화학공학소재연구정보센터
Journal of the American Chemical Society, Vol.125, No.28, 8639-8643, 2003
Temperature dependence of anisotropic protein backbone dynamics
The measurement of N-15 NMR spin relaxation, which reports the N-15-H-1 vector reorientational dynamics, is a widely used experimental method to assess the motion of the protein backbone. Here, we investigate whether the N-15-H-1 vector motions are representative of the overall backbone motions, by analyzing the temperature dependence of the N-15-H-1 and (COCalpha)-C-13-C-13 reorientational dynamics for the small proteins binase and ubiquitin. The latter dynamics were measured using NMR cross-correlated relaxation experiments. The data show that, on average, the N-15-H-1 order parameters decrease only by 2.5% between 5 and 30 degreesC. In contrast, the (CO)-C-13-C-13(alpha) order parameters decrease by 10% over the same temperature trajectory.
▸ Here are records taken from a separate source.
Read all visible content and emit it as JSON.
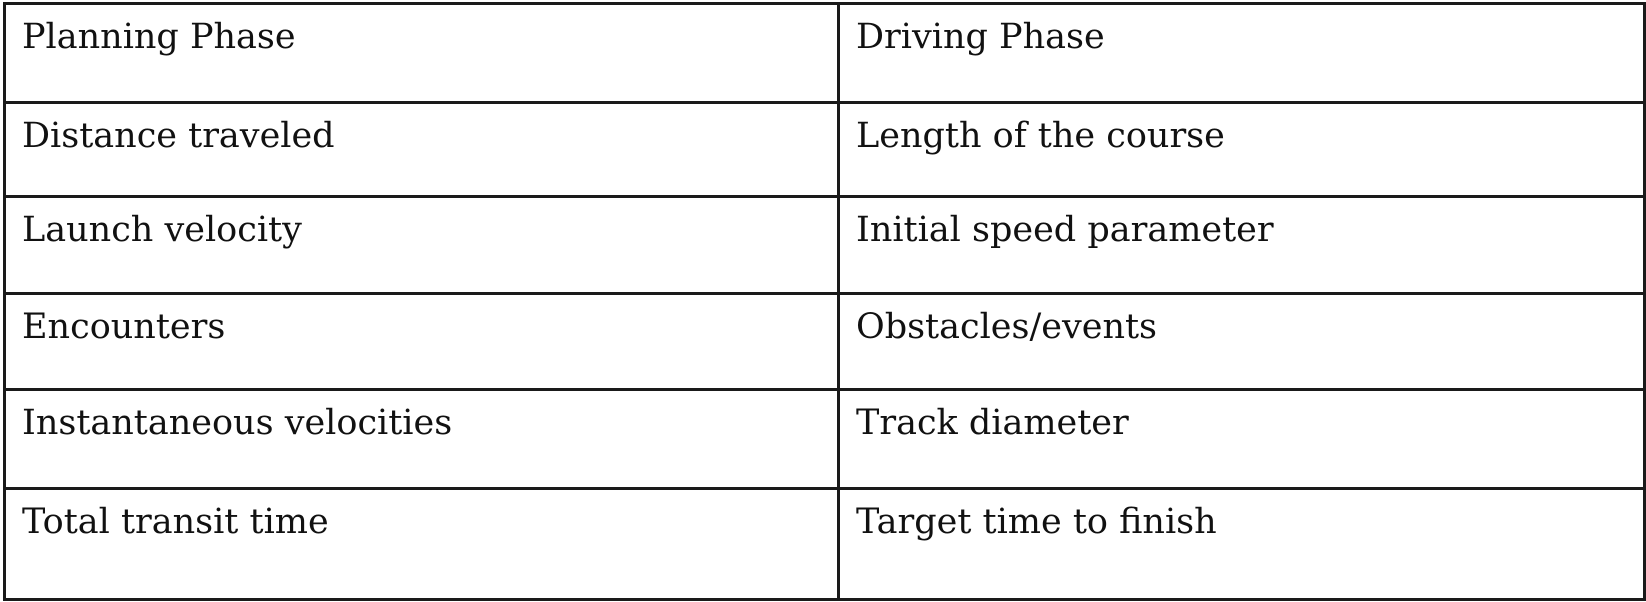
{
  "table": {
    "headers": [
      "Planning Phase",
      "Driving Phase"
    ],
    "rows": [
      [
        "Distance traveled",
        "Length of the course"
      ],
      [
        "Launch velocity",
        "Initial speed parameter"
      ],
      [
        "Encounters",
        "Obstacles/events"
      ],
      [
        "Instantaneous velocities",
        "Track diameter"
      ],
      [
        "Total transit time",
        "Target time to finish"
      ]
    ]
  }
}
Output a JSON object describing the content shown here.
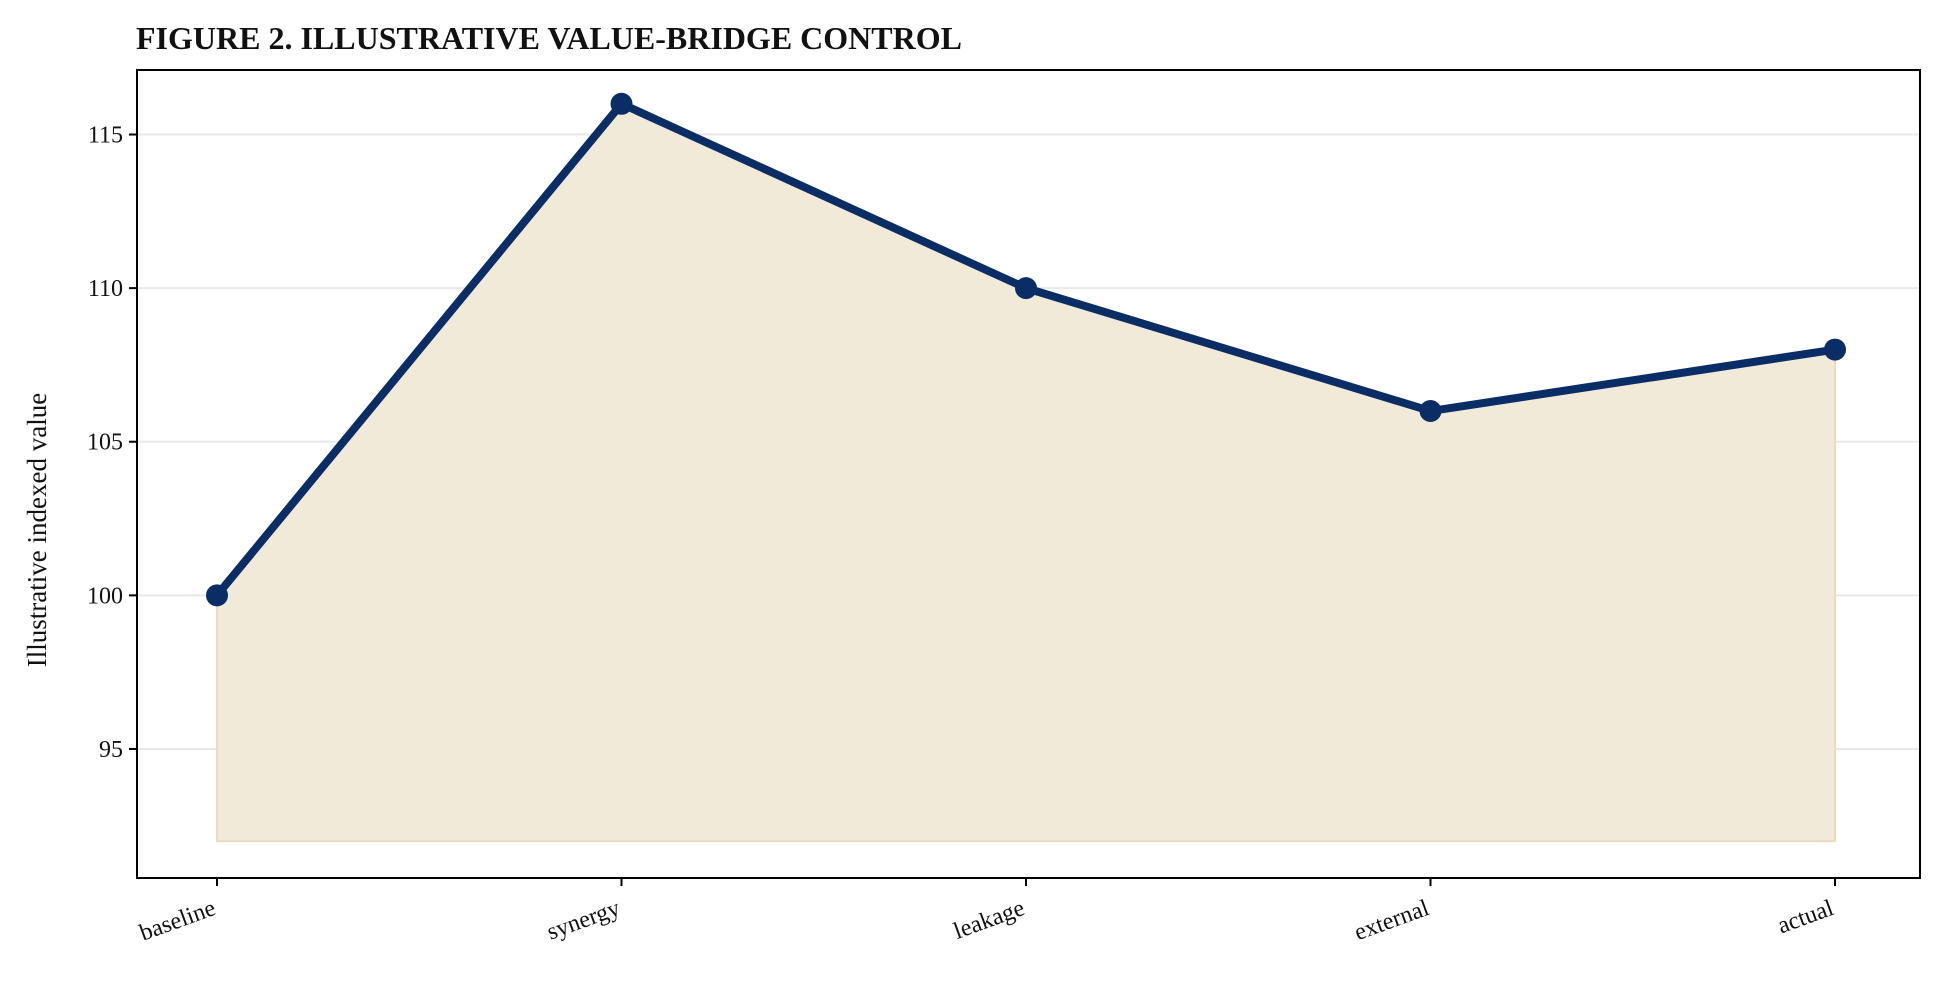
{
  "chart_data": {
    "type": "area",
    "title": "FIGURE 2. ILLUSTRATIVE VALUE-BRIDGE CONTROL",
    "xlabel": "",
    "ylabel": "Illustrative indexed value",
    "categories": [
      "baseline",
      "synergy",
      "leakage",
      "external",
      "actual"
    ],
    "series": [
      {
        "values": [
          100,
          116,
          110,
          106,
          108
        ]
      }
    ],
    "area_floor": 92,
    "ylim": [
      90.8,
      117.1
    ],
    "yticks": [
      95,
      100,
      105,
      110,
      115
    ],
    "grid": "horizontal",
    "legend": "none",
    "colors": {
      "line": "#0b2d66",
      "area_fill": "#f2ead9",
      "area_edge": "#eadcc0",
      "grid": "#e8e8e8",
      "axes": "#000000"
    }
  }
}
This strongly indicates that there are polypeptide-backbone motions activated at room temperature that are not sensed by the N-15-H-1 vector. Our findings are at variance with the common crank-shaft model for protein backbone dynamics, which predicts the opposite behavior. This study suggests that investigation of the N-15 relaxation alone would lead to underestimation of the dynamics of the protein backbone and the entropy contained therein.